12

I am testing ZeroMQ as Pub-Sub (service bus style) infra for a medium system. We have about 50 nodes, all of them should be publishers and subscribers. The network is kind of a star topology, but the edges "talk" with each other. We require Dynamic discovery (no need to hard-code the network addresses of the participants) but also no SPOF (Single Point of Failure).

I have read http://zeromq.org/whitepapers:0mq-3-0-pubsub and from what I understand, the suggested 0MQ way for dynamic discovery involves an proxy node (XPUB/XSUB) which forwards subscriptions and publications. I considered using such a proxy as a central mediator in our system, however, I have the following concerns with this architecture: (A) The proxy node is a SPOF - when it fails the whole system is not functioning (B) All traffic, including data, passes through the proxy node, which means the latency & performance issue.

Assuming I understood the pub-sub whitepaper correctly, is there a relatively simple way for achieving pub-sub + dynamic-discovery + no-SPOF in ZeroMQ?

Additional point: I have ruled out multicast (PGM) solution because most messages have a single/few interested parties and we do not like to overcrowd the network.

dux2
  • 1,770
  • 1
  • 21
  • 27

1 Answers1

9

Multiple subscribers with a single publisher requires no intermediary as subscribers can talk directly to the publisher.

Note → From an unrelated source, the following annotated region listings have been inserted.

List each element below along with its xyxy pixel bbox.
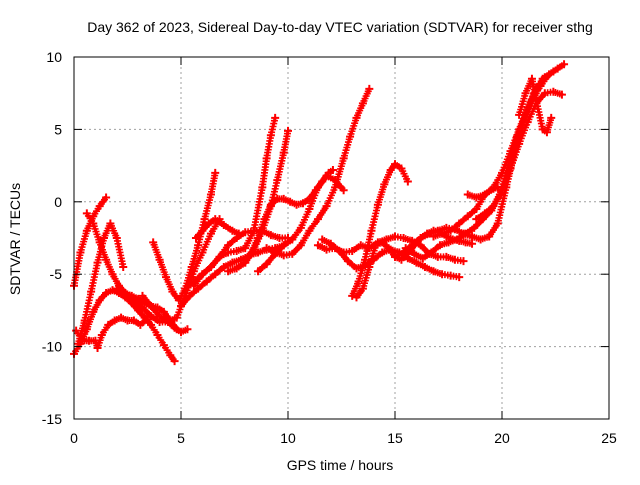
series-track-7 <box>138 291 192 337</box>
data-point <box>198 226 207 235</box>
axis-ticks: 0 5 10 15 20 25 -15 -10 -5 0 5 10 <box>42 49 617 446</box>
series-track-25 <box>463 183 502 202</box>
series-track-11 <box>189 113 280 290</box>
series-track-4 <box>72 313 151 353</box>
data-point <box>191 234 200 242</box>
interpolated-markers <box>265 87 372 259</box>
x-tick-label: 0 <box>70 430 78 446</box>
y-axis-label: SDTVAR / TECUs <box>7 183 23 295</box>
interpolated-markers <box>256 173 346 273</box>
series-track-12 <box>191 215 243 242</box>
y-tick-label: -15 <box>42 411 62 427</box>
x-tick-label: 15 <box>387 430 403 446</box>
interpolated-markers <box>192 117 278 287</box>
y-tick-label: 5 <box>54 121 62 137</box>
y-tick-label: -10 <box>42 339 62 355</box>
x-axis-label: GPS time / hours <box>287 457 394 473</box>
series-track-24 <box>472 87 566 224</box>
plot-frame <box>73 56 610 420</box>
x-tick-label: 25 <box>601 430 617 446</box>
interpolated-markers <box>140 294 189 335</box>
series-track-16 <box>262 84 374 260</box>
interpolated-markers <box>474 88 564 222</box>
series-track-26 <box>515 74 556 137</box>
interpolated-markers <box>349 162 411 298</box>
y-tick-label: 0 <box>54 194 62 210</box>
interpolated-markers <box>194 217 241 240</box>
x-tick-label: 20 <box>494 430 510 446</box>
interpolated-markers <box>466 184 500 201</box>
x-tick-label: 5 <box>177 430 185 446</box>
interpolated-markers <box>74 315 149 350</box>
series-track-19 <box>348 160 412 300</box>
chart-title: Day 362 of 2023, Sidereal Day-to-day VTE… <box>87 19 593 35</box>
data-points <box>70 60 569 366</box>
y-tick-label: 10 <box>46 49 62 65</box>
y-tick-label: -5 <box>50 266 63 282</box>
x-tick-label: 10 <box>280 430 296 446</box>
interpolated-markers <box>516 77 555 135</box>
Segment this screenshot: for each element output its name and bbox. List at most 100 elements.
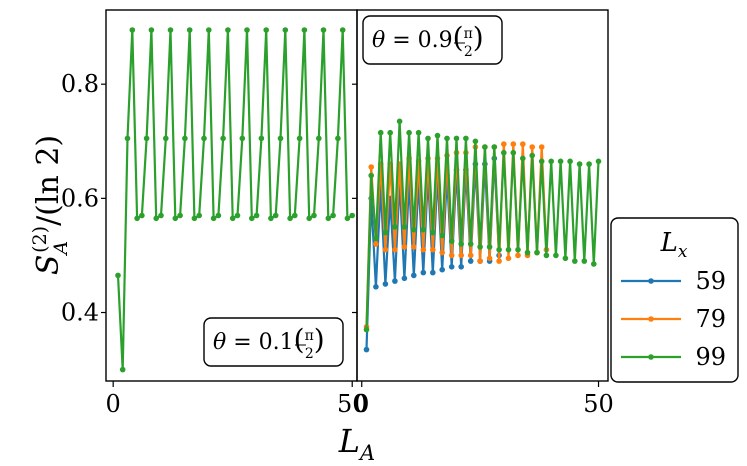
- panel2-point-Lx99: [373, 235, 379, 242]
- panel2-point-Lx79: [486, 255, 493, 262]
- panel2-point-Lx99: [425, 135, 431, 142]
- panel2-point-Lx99: [444, 135, 450, 142]
- panel1-point-Lx99: [306, 215, 313, 222]
- panel1-point-Lx99: [244, 27, 250, 33]
- panel2-point-Lx79: [439, 249, 446, 256]
- legend-label-Lx99: 99: [695, 343, 726, 371]
- panel2-point-Lx99: [501, 149, 507, 156]
- panel2-point-Lx99: [510, 149, 517, 156]
- panel1-point-Lx99: [206, 27, 212, 33]
- panel1-point-Lx99: [330, 212, 336, 219]
- panel1-point-Lx99: [148, 27, 155, 33]
- panel2-point-Lx99: [581, 258, 588, 264]
- panel2-x-tick-label: 0: [354, 390, 369, 418]
- panel2-point-Lx99: [363, 326, 370, 333]
- x-axis-label: LA: [338, 422, 375, 465]
- panel2-point-Lx99: [524, 249, 531, 256]
- panel2-point-Lx79: [529, 144, 535, 150]
- right-panel-frame: [356, 9, 609, 382]
- panel2-point-Lx99: [401, 224, 408, 230]
- panel2-point-Lx79: [515, 252, 521, 259]
- panel1-point-Lx99: [186, 27, 193, 33]
- panel2-point-Lx99: [448, 238, 455, 244]
- panel2-point-Lx79: [382, 246, 389, 253]
- panel2-point-Lx99: [463, 135, 469, 142]
- panel2-point-Lx59: [430, 269, 436, 276]
- panel1-point-Lx99: [287, 215, 293, 222]
- panel2-point-Lx79: [467, 252, 474, 259]
- panel2-point-Lx79: [510, 141, 517, 147]
- panel2-point-Lx99: [576, 161, 583, 167]
- panel2-point-Lx99: [515, 246, 521, 253]
- panel2-point-Lx79: [401, 244, 408, 250]
- panel1-point-Lx99: [163, 135, 169, 142]
- y-axis-label: SA(2)/(ln 2): [29, 135, 72, 275]
- panel2-point-Lx99: [420, 226, 427, 233]
- panel1-point-Lx99: [124, 135, 131, 142]
- panel2-point-Lx99: [520, 155, 526, 162]
- panel1-point-Lx99: [172, 215, 179, 222]
- panel2-point-Lx79: [411, 244, 417, 250]
- panel1-point-Lx99: [349, 212, 356, 219]
- panel1-x-tick-label: 0: [106, 390, 121, 418]
- panel1-point-Lx99: [177, 212, 183, 219]
- panel1-point-Lx99: [229, 215, 236, 222]
- panel1-point-Lx99: [210, 215, 217, 222]
- panel2-point-Lx99: [406, 129, 412, 136]
- panel2-point-Lx79: [373, 241, 379, 247]
- panel2-point-Lx99: [415, 129, 422, 136]
- panel1-point-Lx99: [258, 135, 265, 142]
- panel2-point-Lx79: [458, 252, 465, 259]
- panel2-point-Lx79: [430, 246, 436, 253]
- panel2-point-Lx59: [373, 284, 379, 290]
- right-panel-series: [363, 118, 602, 353]
- panel1-point-Lx99: [272, 212, 279, 219]
- panel1-point-Lx99: [320, 27, 327, 33]
- panel2-point-Lx99: [491, 144, 498, 150]
- panel2-point-Lx99: [567, 158, 573, 165]
- panel2-point-Lx99: [586, 161, 592, 167]
- panel2-point-Lx79: [477, 258, 483, 264]
- legend-marker-Lx79: [648, 316, 654, 322]
- panel2-point-Lx99: [392, 224, 398, 230]
- panel2-x-tick-label: 50: [583, 390, 614, 418]
- panel1-point-Lx99: [239, 135, 246, 142]
- panel2-point-Lx99: [434, 132, 441, 139]
- panel1-point-Lx99: [253, 212, 260, 219]
- panel1-point-Lx99: [249, 215, 255, 222]
- axis-ticks: 0 500.40.60.80 50: [61, 70, 614, 418]
- panel2-point-Lx59: [392, 278, 398, 284]
- panel1-point-Lx99: [339, 27, 346, 33]
- panel2-point-Lx99: [553, 252, 559, 259]
- legend-marker-Lx59: [648, 278, 654, 284]
- panel2-point-Lx59: [363, 346, 370, 353]
- panel1-point-Lx99: [234, 212, 241, 219]
- panel2-point-Lx99: [496, 246, 502, 253]
- left-panel-annotation: θ = 0.1(π 2): [203, 317, 344, 367]
- panel2-point-Lx99: [430, 229, 436, 236]
- panel1-point-Lx99: [282, 27, 289, 33]
- panel1-point-Lx99: [215, 212, 222, 219]
- y-tick-label: 0.4: [61, 299, 99, 327]
- panel1-point-Lx99: [344, 215, 351, 222]
- panel1-x-tick-label: 50: [337, 390, 368, 418]
- panel1-point-Lx99: [263, 27, 270, 33]
- panel2-point-Lx59: [411, 272, 417, 279]
- panel1-point-Lx99: [158, 212, 164, 219]
- panel2-point-Lx59: [467, 258, 474, 264]
- panel1-point-Lx99: [268, 215, 274, 222]
- panel2-point-Lx79: [501, 141, 507, 147]
- panel2-point-Lx59: [458, 264, 465, 270]
- panel1-point-Lx99: [301, 27, 308, 33]
- panel1-point-Lx99: [325, 215, 332, 222]
- panel1-point-Lx99: [153, 215, 159, 222]
- panel2-point-Lx79: [448, 252, 455, 259]
- panel1-point-Lx99: [201, 135, 207, 142]
- panel1-point-Lx99: [129, 27, 136, 33]
- left-panel-series: [115, 27, 356, 373]
- y-tick-label: 0.8: [61, 70, 99, 98]
- panel1-point-Lx99: [167, 27, 174, 33]
- panel2-point-Lx99: [562, 255, 569, 262]
- panel2-line-Lx99: [365, 121, 600, 330]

But many publishers and subscribers at the same time is not so easy; unless there's something in the middle, maintenance will be a nightmare as new subscribers have to be configured with all existing publishers.

You could deploy several XSUB/XPUB proxies, each on their own machine, then deploy a load-balancer (like F5) between the publishers and the proxies. This achieves load-balancing and fault tolerance on the upstream side.

The proxy code is simple:

Socket frontend = context.socket(ZMQ.XSUB);
frontend.bind("tcp://proxy1:5444");
Socket backend = context.socket(ZMQ.XPUB);
backend.bind("tcp://proxy1:5555");
frontend.subscribe("".getBytes());
ZMQ.proxy (frontend, backend, null);

If a proxy node fails, just restart it; re-connections/subscriptions should be handled automatically by zmq.

For downstream subscribers, connect each subscriber directly to all available proxies:

subscriber = ctx.createSocket(ZMQ.SUB)
subscriber.connect( "tcp://proxy1:5555")
subscriber.connect( "tcp://proxy2:5555")
subscriber.connect( "tcp://proxy3:5555")

Publishers will come and go more often than proxies, so connecting subscribers directly to proxies results in less configuration maintenance since the number of proxies will, for the most part, be static.

If a proxy node fails, the upstream LTMs route traffic accordingly to the remaining proxy nodes; the subscribers won't be affected since they consume from all available proxies.

Slow subscriber may be addressed with syncing, read up on this.
Check out subscription-forwading and minimizing network traffic here.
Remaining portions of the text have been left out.